I kto przewidział pięć goli dla Diego Forlana?
Ja ich generalnie kocham.
Wcześniej ich lubiłam, ale od początku tego Mundialu czuję się naprawdę zakochana. I coś czuję, że jeszcze trochę im potowarzyszę.
Mam satysfakcję z faktu, że napędzili Niemcom stracha, że potrafili wyrównać, ba, że przez moment prowadzili, że potrafią przycisnąć, wbić pazur, postraszyć.
Grają przepiękną piłkę. Przepiękną.
Ostatnia poprzeczka była trochę pechowa, bo Diego przecież potrafi. I Suarez był trochę pechowy, bo on też przecież potrafi.
Zdarza się. Naprawdę, zdarza się.
I to, że zdarzyło się na takim meczu, nie robi mi różnicy.
Dla mnie celestes i tak są największymi wygranymi tego Mundialu i pozwól, że powtórzę to dobitniej - NAJWIĘKSZYMI WYGRANYMI TEGO MUNDIALU.
Bo dokonali niemożliwego, przeskoczyli własny cień, pokonali własną słabość, udowodnili, że można. Są najlepsi, bo nikt nie dokonał czegoś takiego, jak oni. Nikt nie dokonał takich cudów.
I grają przepiękną piłkę. Najpiękniejszą ze wszystkich. Żeby cała piłka była taka - naprawdę, tego sobie i wam życzę.
Wpis merytoryczny był przygotowany,całkiem znośny i spójny, ale stwierdziłam, że nie ma sensu, bo kto oglądał, ten wie, którzy grali dobrze, a którzy nie koniecznie, a kto nie oglądał, tego i tak nie obchodzi. Więc zostanę przy emocjonalności i prywatnych zachwytach.
Och, Urugwaj. Będę tęsknić.
Widzieliście, kto wnosił puchar na stadion, prawda? Tak samo cieszę się na jego widok, jak boli mnie serducho.
Holandia-Hiszpania (0:1) po raz drugi obserwuję, jak Iker Casillas wznosi do góry najwyższe trofeum.

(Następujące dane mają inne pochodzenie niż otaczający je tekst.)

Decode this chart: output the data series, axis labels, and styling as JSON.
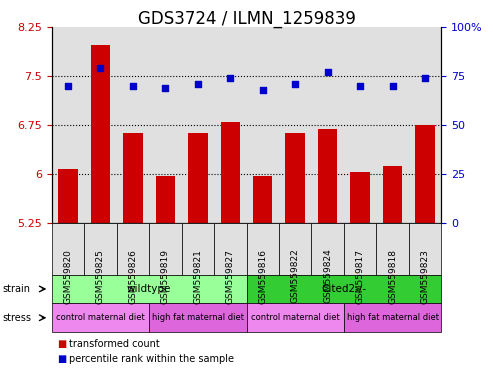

I co tu mogę napisać, garść złych słów na Webba, na brutalność holenderskich fauli, na to, że nie podobała mi się ceremonia wręczenia pucharu?
Ale po co?
Wolę napisać, że Iker Casillas jest moim bramkarskim numerem dwa, zaraz po Buffonie ale daleko, daleko przed wszystkimi innymi.
Mogę napisać, że wszyscy byli dzisiaj świetni, z Ramosem i Torresem - tak! Torresem! - na czele. Z Villą, Iniestą, Capdevilą, Xavim, Alonso, Pique, Puyolem.

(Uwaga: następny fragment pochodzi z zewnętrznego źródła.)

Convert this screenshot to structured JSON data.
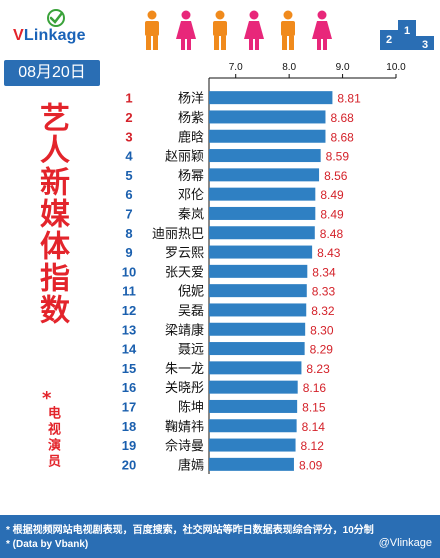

Że trochę brakowało Silvy i Llorente.
I że Casillas jest niesamowity i, uwaga, tak pięknie płacze ze szczęścia.
I zobaczyć go po raz drugi z tak ważnym trofeum - bo przecież dwa lata wcześniej wznosił Puchar Europy - jest bezcenne.
I w ogóle, biegam dookoła jak na dopingu, podskakując i rozchlapując resztki piwa po podłodze i współtowarzyszach.
Tak, to jest bezcenne. Dostałam dwie piękne rzeczy - puchar dla Hiszpanii i cudowny Urugwaj. Nie dostałam ukochanej Italii, nie dostałam ukochanego Meksyku, ale i tak czuję się zwycięsko.
Nawet pomimo tego, że to nie Villa dostanie koronę, choć bardzo, bardzo, bardzo mu tego życzyłam.
Włączę sobie We are the champions, dowieszę zdjęcie zapłakanego Casillasa do prywatnej galerii chwały i wypiję dwa piwa, patrząc, jak La Furia Roja całuje złoto.
Hej, przebrali się w czerwone koszulki, koszulki z naszytą gwiazdką. I to było piękne.
Piękna, południowa piłka. Cieszy mnie to, cieszy mnie triumf piękna nad brzydką - choć przeważnie skuteczną - grą Holandii. Cieszy mnie, kiedy wygrywa ktoś, kto gra po prostu ładnie, tak, że miło patrzeć i wraca podkopana wiara w sens tego sportu.
Idę sobie potańczyć, poskakać, poalkoholizować się trochę, trochę może oko mi zwilgotnieje, może nie tak, jak Casillasowi, ale troszkę, troszeczkę.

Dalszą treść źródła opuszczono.